College football teams are built by a simple resolution: Coaching staffs make offers to a list of players they have earmarked as who they want on their football team. Those players then make the decision of which scholarship offer to accept. In the end, it is the athlete who makes the definitive decision.
Quite the opposite with professional football with the method in which every franchise’s roster is built. Some players are traded for draft picks, other players, cash or a combination thereof. Some sign as free agents while others are inked to a reserves/futures contract. But the majority of players are selected in the college football disbursement draft. This allows each NFL club to claim the “rights” to each drafted player; and then sign him to an exact amount of years and thus compete for a roster spot each season under that contract.
Each NFL team begins with seven draft choices every year. Compensatory picks are then added to various clubs depending on which players have left via free agency. In addition, franchises can add or delete draft picks involving trades with other teams.

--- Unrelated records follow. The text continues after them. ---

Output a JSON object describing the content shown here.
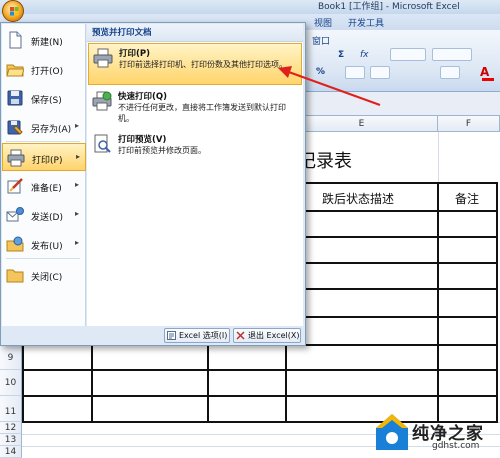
{
  "window": {
    "title": "Book1 [工作组] - Microsoft Excel"
  },
  "ribbon": {
    "tabs": [
      "视图",
      "开发工具"
    ],
    "visible_snippets": {
      "window_group": "窗口",
      "sigma": "Σ",
      "percent": "%",
      "fx": "fx"
    }
  },
  "sheet": {
    "columns": [
      "E",
      "F"
    ],
    "rows": [
      "9",
      "10",
      "11",
      "12",
      "13",
      "14"
    ],
    "title_fragment": "记录表",
    "table_headers": [
      "跌后状态描述",
      "备注"
    ]
  },
  "office_menu": {
    "left_items": [
      {
        "label": "新建(N)",
        "icon": "new-document-icon"
      },
      {
        "label": "打开(O)",
        "icon": "open-folder-icon"
      },
      {
        "label": "保存(S)",
        "icon": "save-disk-icon"
      },
      {
        "label": "另存为(A)",
        "icon": "save-as-icon",
        "has_submenu": true
      },
      {
        "label": "打印(P)",
        "icon": "printer-icon",
        "has_submenu": true,
        "selected": true
      },
      {
        "label": "准备(E)",
        "icon": "prepare-icon",
        "has_submenu": true
      },
      {
        "label": "发送(D)",
        "icon": "send-icon",
        "has_submenu": true
      },
      {
        "label": "发布(U)",
        "icon": "publish-icon",
        "has_submenu": true
      },
      {
        "label": "关闭(C)",
        "icon": "close-folder-icon"
      }
    ],
    "right_header": "预览并打印文档",
    "right_options": [
      {
        "title": "打印(P)",
        "description": "打印前选择打印机、打印份数及其他打印选项。",
        "icon": "printer-icon",
        "selected": true
      },
      {
        "title": "快速打印(Q)",
        "description": "不进行任何更改，直接将工作簿发送到默认打印机。",
        "icon": "quick-print-icon"
      },
      {
        "title": "打印预览(V)",
        "description": "打印前预览并修改页面。",
        "icon": "print-preview-icon"
      }
    ],
    "footer": {
      "options_button": "Excel 选项(I)",
      "exit_button": "退出 Excel(X)"
    }
  },
  "watermark": {
    "text": "纯净之家",
    "url": "gdhst.com"
  },
  "colors": {
    "highlight": "#ffd46b",
    "menu_bg": "#dfe9f5",
    "arrow": "#e0201b",
    "ribbon_text": "#15428b"
  }
}
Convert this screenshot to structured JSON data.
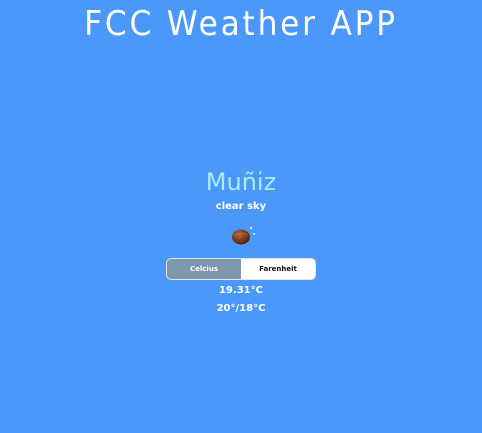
{
  "app": {
    "title": "FCC Weather APP"
  },
  "weather": {
    "city": "Muñiz",
    "description": "clear sky",
    "icon": "clear-night-moon-icon",
    "temperature": "19.31°C",
    "min_max": "20°/18°C"
  },
  "units": {
    "celsius_label": "Celcius",
    "fahrenheit_label": "Farenheit",
    "selected": "Celcius"
  },
  "colors": {
    "background": "#4b98fb",
    "city_text": "#a9ecf2",
    "active_unit_bg": "#7e97ac"
  }
}
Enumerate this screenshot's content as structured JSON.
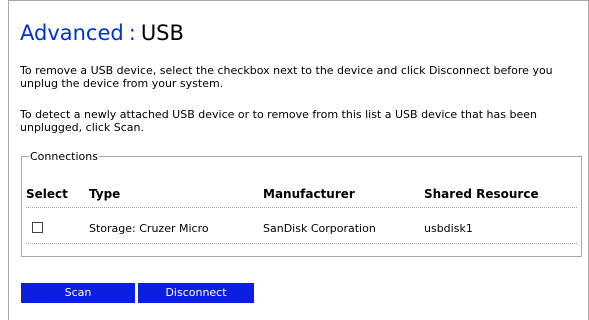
{
  "header": {
    "section": "Advanced",
    "separator": ":",
    "page": "USB"
  },
  "instructions": {
    "remove": "To remove a USB device, select the checkbox next to the device and click Disconnect before you unplug the device from your system.",
    "detect": "To detect a newly attached USB device or to remove from this list a USB device that has been unplugged, click Scan."
  },
  "connections": {
    "legend": "Connections",
    "columns": [
      "Select",
      "Type",
      "Manufacturer",
      "Shared Resource"
    ],
    "rows": [
      {
        "selected": false,
        "type": "Storage: Cruzer Micro",
        "manufacturer": "SanDisk Corporation",
        "shared_resource": "usbdisk1"
      }
    ]
  },
  "buttons": {
    "scan": "Scan",
    "disconnect": "Disconnect"
  },
  "colors": {
    "title_accent": "#0033cc",
    "button_bg": "#0a1fe0",
    "button_text": "#ffffff",
    "border": "#a8a8a8"
  }
}
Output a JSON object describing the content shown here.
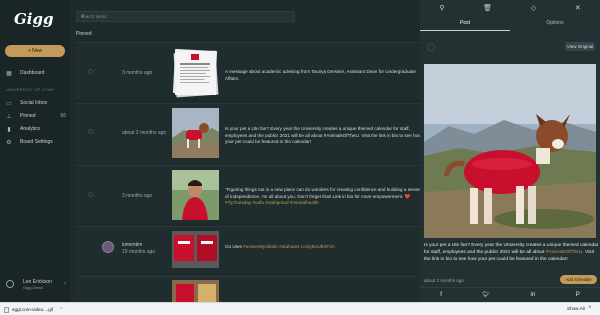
{
  "app": {
    "logo_text": "Gigg",
    "new_label": "+ New"
  },
  "sidebar": {
    "section_label": "UNIVERSITY OF UTAH",
    "items": [
      {
        "label": "Dashboard",
        "icon": "grid-icon"
      },
      {
        "label": "Social Inbox",
        "icon": "inbox-icon"
      },
      {
        "label": "Pinned",
        "icon": "pin-icon",
        "count": "66"
      },
      {
        "label": "Analytics",
        "icon": "chart-icon"
      },
      {
        "label": "Board Settings",
        "icon": "gear-icon"
      }
    ],
    "user": {
      "name": "Leo Erickson",
      "org": "Gigg Demo"
    }
  },
  "main": {
    "search_placeholder": "search items",
    "pinned_label": "Pinned",
    "rows": [
      {
        "time": "3 months ago",
        "text": "A message about academic advising from Taunya Dressler, Assistant Dean for Undergraduate Affairs."
      },
      {
        "time": "about 2 months ago",
        "text": "Is your pet a Ute fan? Every year the University creates a unique themed calendar for staff, employees and the public! 2021 will be all about #AnimalsOfTheU. Visit the link in bio to see how your pet could be featured in the calendar!"
      },
      {
        "time": "3 months ago",
        "text": "\"Figuring things out in a new place can do wonders for creating confidence and building a sense of independence. I'm all about you. Don't forget that! Link in bio for more empowerment. ❤️",
        "hl": "#TipTuesday #uofu #utahproud #mentalhealth"
      },
      {
        "author": "lomentim",
        "time": "15 months ago",
        "text": "Go Utes",
        "hl": "#universityofutah #utahutes t.co/y9UUbXF3A"
      },
      {
        "time": "",
        "text": ""
      }
    ]
  },
  "panel": {
    "tabs": [
      "Post",
      "Options"
    ],
    "view_original": "View Original",
    "caption_main": "Is your pet a Ute fan? Every year the University creates a unique themed calendar for staff, employees and the public! 2021 will be all about",
    "caption_tag": "#AnimalsOfTheU",
    "caption_end": ". Visit the link in bio to see how your pet could be featured in the calendar!",
    "time": "about 2 months ago",
    "schedule_label": "Add Schedule",
    "social": [
      "facebook-icon",
      "twitter-icon",
      "linkedin-icon",
      "pinterest-icon"
    ]
  },
  "downloads": {
    "file": "eggl.com-video....gif",
    "show_all": "Show All"
  },
  "colors": {
    "accent": "#c29a5a",
    "background": "#1e2a2c",
    "panel": "#243133"
  }
}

All of these methods are the only way to build an NFL roster. But ultimately, each NFL club decides who plays for them — not the other way around. Of course, every general manager (GM) and head coach wish it was a recruitment type of system similar to the college game.
At one time — it was.
Beginnings
Originally, the league was fashioned in 1920 and called the American Professional Football Association (in 1922, the APFA changed its name to the National Football League).
For about 40 years before the formation of the NFL, most pro football teams were merely community teams. The APFA was formed for three distinct reasons: 1) to have a consistent scheduling system for member teams, 2) have rosters where players could not jump from team-to-team every week, and 3) rosters devoid of college players playing under assumed names for pro teams.
However, there was no system in place of how to craft rosters for its member clubs.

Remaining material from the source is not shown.